PUTCO increased the fare from four to five pence. On January 7, 1957, several local groups met and formed the Alexandra People's Transport Action Committee (APTAC). These included the Freedom Charterists and the Women's League , both of which were affiliated with the African National Congress . Sub-organizations of the All-African Convention and Non-European Unity Movement also belonged to the alliance. Each group sent three representatives to the committee. Thomas Nkobi was one of the leading activists . APTAC decided to boycott buses, instead the residents walked or - occasionally - were taken away by sympathetic white drivers. At the height of the boycott, 70,000 Alexandra residents took part. Residents of other districts in Johannesburg such as Sophiatown and township residents in Pretoria , such as Lady Selborne , joined the boycott. As it progressed, more radical groups gained the upper hand. Dan Mokonyane rose from the Movement For a Democracy of Content to Secretary and thus head of APTAC. The Movement For a Democracy of Content was originally founded by the German émigré Josef Weber , who also published the magazine Dinge Der Zeit in London.
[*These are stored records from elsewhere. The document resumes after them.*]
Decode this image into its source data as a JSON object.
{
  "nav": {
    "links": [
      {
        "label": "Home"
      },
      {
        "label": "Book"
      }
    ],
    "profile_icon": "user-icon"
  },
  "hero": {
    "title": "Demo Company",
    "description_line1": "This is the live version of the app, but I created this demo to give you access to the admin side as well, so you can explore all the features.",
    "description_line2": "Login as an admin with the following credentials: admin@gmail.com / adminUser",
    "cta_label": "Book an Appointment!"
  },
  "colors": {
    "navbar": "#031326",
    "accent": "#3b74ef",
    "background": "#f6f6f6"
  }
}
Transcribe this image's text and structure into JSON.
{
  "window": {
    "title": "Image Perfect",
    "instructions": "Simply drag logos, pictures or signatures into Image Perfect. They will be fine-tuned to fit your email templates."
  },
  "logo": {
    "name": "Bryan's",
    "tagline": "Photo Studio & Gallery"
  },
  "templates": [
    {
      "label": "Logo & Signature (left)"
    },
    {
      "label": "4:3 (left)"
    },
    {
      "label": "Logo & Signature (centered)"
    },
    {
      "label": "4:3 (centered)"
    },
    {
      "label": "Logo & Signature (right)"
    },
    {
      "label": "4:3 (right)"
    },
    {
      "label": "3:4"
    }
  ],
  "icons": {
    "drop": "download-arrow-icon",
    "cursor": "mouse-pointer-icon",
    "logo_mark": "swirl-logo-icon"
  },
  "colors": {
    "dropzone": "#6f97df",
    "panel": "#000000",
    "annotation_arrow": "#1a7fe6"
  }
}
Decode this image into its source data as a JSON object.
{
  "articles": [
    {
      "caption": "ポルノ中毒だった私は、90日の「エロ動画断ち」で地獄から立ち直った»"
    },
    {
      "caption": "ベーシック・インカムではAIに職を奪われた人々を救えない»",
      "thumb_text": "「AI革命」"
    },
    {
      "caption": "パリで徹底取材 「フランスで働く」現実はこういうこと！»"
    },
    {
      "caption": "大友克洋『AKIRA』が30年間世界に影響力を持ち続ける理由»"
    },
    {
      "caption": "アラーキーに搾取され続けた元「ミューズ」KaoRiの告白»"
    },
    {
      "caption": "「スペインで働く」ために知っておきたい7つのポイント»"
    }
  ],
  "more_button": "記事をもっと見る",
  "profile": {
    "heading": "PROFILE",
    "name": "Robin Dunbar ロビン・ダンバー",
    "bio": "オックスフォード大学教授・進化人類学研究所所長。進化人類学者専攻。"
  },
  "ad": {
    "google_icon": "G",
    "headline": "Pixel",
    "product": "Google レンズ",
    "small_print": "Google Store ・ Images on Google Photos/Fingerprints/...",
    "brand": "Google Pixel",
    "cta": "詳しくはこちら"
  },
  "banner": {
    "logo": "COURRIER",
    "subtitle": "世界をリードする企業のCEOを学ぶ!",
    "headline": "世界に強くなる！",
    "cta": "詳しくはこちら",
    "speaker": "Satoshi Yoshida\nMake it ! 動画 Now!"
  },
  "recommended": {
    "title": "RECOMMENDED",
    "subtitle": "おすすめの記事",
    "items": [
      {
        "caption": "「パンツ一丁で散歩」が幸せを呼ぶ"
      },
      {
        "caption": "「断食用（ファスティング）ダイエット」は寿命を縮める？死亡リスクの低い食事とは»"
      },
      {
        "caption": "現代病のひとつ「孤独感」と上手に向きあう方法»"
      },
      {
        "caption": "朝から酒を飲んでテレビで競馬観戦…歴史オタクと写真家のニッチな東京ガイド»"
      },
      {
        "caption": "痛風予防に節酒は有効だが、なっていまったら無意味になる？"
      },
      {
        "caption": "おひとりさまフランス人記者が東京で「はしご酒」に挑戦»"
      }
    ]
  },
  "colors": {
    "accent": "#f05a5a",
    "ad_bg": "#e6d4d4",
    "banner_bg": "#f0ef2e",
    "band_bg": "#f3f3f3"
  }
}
On April 1, the Chamber of Commerce agreed to subsidize PUTCO so that the fare could be reduced to four pence. The boycott lasted until June when this regulation was implemented.

reception

The South African social scientist Ruth First dealt extensively with the boycott. She noted that with the successful boycott, the black South Africans had achieved the best strategic location since the Defiance Campaign in 1952.

literature

  • Pamela E. Brooks: Boycotts, buses, and passes. Black women's resistance in the US South and South Africa. University of Massachusetts Press, Amherst 2008, ISBN 978-155849678-1 .
  • Dan Mokonyane: Lessons of Azikwelwa: the bus boycott in South Africa. Nakong Ya Rena, London 1979, ISBN 0-614-09359-7 .

Web links

Individual evidence

  1. a b c d Description from Non-violent Database , accessed on April 25, 2015
  2. Baruch Hirson: Year of fire, year of ash. the Soweto revolt, roots of a revolution? Zed Press, London 1979, ISBN 0905762290 , p. 127
  3. a b Assessment of the boycott by the Non European Unity Movement at sahistory.org.za, accessed on April 25, 2015
  4. Dan Mokonyane: obituary. The Guardian, November 28, 2010, accessed April 25, 2015
  5. ^ Ruth First in Africa South , July-Sept 1957.